6 – Reframe the question
Creativity is often a matter of perspective. In addition to individual ideation and external input, show the problem from a different angle. You could ask your attendees to rethink their strategy by taking on the persona of a competitor. How would they tackle these challenges differently? Alternatively, you could divide up your attendees into two teams, with one “blue” team embodying the organization’s usual thinking and the “red” team employing more purposefully unconventional approaches.

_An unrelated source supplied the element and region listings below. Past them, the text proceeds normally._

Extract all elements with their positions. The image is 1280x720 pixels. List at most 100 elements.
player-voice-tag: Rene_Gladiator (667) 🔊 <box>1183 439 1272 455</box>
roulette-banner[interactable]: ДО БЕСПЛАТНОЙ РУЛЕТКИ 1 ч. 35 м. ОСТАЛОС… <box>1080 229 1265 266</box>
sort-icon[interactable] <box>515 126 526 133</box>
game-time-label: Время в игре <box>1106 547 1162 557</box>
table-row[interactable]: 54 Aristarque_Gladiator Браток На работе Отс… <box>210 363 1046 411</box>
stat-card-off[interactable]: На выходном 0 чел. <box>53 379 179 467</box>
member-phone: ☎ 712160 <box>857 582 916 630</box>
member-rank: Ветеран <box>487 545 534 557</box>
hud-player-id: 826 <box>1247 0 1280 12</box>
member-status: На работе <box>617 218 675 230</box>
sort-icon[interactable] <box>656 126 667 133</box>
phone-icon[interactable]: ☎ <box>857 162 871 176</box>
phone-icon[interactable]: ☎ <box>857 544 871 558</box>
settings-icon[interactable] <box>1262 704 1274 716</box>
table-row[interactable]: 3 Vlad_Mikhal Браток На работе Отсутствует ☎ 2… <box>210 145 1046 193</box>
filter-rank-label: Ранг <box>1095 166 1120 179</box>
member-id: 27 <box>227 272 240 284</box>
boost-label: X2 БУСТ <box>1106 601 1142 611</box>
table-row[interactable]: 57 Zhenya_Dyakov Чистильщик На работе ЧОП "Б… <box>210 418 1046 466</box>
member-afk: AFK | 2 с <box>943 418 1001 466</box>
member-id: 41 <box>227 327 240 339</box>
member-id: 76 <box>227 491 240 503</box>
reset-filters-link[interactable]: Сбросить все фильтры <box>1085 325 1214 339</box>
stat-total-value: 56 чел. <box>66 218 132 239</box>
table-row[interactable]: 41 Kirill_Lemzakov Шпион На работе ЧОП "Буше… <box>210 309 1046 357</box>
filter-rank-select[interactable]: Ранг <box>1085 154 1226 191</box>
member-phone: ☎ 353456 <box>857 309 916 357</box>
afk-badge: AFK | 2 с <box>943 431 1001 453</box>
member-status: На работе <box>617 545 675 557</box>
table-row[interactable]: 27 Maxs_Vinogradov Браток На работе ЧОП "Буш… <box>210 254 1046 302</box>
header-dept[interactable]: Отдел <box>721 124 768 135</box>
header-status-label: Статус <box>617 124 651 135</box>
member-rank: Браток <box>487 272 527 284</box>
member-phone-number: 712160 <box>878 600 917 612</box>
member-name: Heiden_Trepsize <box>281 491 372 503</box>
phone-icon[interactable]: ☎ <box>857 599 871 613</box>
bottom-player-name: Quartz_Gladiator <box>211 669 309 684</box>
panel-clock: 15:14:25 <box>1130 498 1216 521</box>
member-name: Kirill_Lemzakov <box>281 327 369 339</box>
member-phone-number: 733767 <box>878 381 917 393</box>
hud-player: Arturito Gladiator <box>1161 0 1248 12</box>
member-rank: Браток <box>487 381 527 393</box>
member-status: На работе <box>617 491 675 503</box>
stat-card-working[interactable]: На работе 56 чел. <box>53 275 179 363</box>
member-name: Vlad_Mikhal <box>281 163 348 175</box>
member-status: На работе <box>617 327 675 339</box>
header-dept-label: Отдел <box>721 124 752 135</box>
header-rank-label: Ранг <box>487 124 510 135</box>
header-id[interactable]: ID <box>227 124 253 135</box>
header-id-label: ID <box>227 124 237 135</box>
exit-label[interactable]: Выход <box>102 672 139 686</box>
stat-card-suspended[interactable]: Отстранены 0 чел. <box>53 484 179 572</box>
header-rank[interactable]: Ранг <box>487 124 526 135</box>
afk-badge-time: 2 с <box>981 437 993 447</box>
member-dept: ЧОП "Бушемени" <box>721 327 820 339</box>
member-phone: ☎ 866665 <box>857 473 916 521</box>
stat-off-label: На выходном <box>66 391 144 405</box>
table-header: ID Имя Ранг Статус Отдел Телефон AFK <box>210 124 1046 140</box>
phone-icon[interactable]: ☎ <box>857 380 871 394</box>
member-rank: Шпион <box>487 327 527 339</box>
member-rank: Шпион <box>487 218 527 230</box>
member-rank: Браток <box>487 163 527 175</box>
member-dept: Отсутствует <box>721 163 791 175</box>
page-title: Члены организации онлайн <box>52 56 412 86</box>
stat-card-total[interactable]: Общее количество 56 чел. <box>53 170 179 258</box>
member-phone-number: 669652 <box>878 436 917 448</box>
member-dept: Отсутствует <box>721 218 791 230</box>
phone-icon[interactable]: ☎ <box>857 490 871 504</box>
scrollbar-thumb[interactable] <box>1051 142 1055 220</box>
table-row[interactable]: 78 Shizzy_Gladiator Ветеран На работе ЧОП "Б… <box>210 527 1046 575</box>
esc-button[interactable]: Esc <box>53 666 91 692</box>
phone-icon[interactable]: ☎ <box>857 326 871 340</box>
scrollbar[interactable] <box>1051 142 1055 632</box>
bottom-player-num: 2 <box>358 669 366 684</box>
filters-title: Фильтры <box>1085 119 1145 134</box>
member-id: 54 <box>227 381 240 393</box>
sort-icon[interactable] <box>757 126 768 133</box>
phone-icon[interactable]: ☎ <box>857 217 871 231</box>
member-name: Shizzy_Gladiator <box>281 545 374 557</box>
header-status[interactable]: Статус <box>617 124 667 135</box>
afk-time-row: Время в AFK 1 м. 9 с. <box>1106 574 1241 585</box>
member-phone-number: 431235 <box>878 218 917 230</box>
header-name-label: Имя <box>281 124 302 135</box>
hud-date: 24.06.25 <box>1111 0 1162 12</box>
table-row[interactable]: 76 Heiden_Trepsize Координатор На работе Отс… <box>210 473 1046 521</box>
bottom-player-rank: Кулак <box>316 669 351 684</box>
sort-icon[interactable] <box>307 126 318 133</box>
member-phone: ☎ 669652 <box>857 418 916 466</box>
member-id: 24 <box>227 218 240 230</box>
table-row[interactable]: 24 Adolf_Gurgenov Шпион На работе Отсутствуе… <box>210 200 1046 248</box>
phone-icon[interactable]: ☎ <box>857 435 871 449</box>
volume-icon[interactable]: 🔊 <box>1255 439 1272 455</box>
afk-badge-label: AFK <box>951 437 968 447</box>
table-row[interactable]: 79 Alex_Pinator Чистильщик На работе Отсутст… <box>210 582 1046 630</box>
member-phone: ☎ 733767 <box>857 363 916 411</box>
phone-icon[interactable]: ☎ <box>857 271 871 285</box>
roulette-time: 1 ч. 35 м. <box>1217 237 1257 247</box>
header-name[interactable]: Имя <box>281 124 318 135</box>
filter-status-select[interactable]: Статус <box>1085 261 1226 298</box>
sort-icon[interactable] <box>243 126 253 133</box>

But perhaps one of the most powerful ways of reframing the question comes down to the customer. Through our work, we’ve seen many brainstorming sessions anchored in customer groups based on age, gender, and other demographics. And while they play an important role, these criteria don’t leave much room for customer-centric innovation – your cheese might seem to attract a large number of suburban women in their thirties, but the reasons why may vary. Some may be looking to spice up an evening with a fancy appetizer or a platter that’s easy to share, while others may be looking for a healthier food to snack on. Instead, consider segmenting your customers based on their Jobs to be Done – the tasks they are trying to get done when they purchase your offering. Are there clusters of customers whose needs are not being met? What solutions might fill that gap?
Some people have a creative mindset to begin with. They can spot opportunities and find scrappy ways to capture them. But being innovative is a pattern of thinking, not DNA. It can be taught, established, and replicated across an organization. By embracing these six principles, your team will be better prepared to think differently and let their creativity blossom.
This piece was written with my colleague Charlotte Desprat.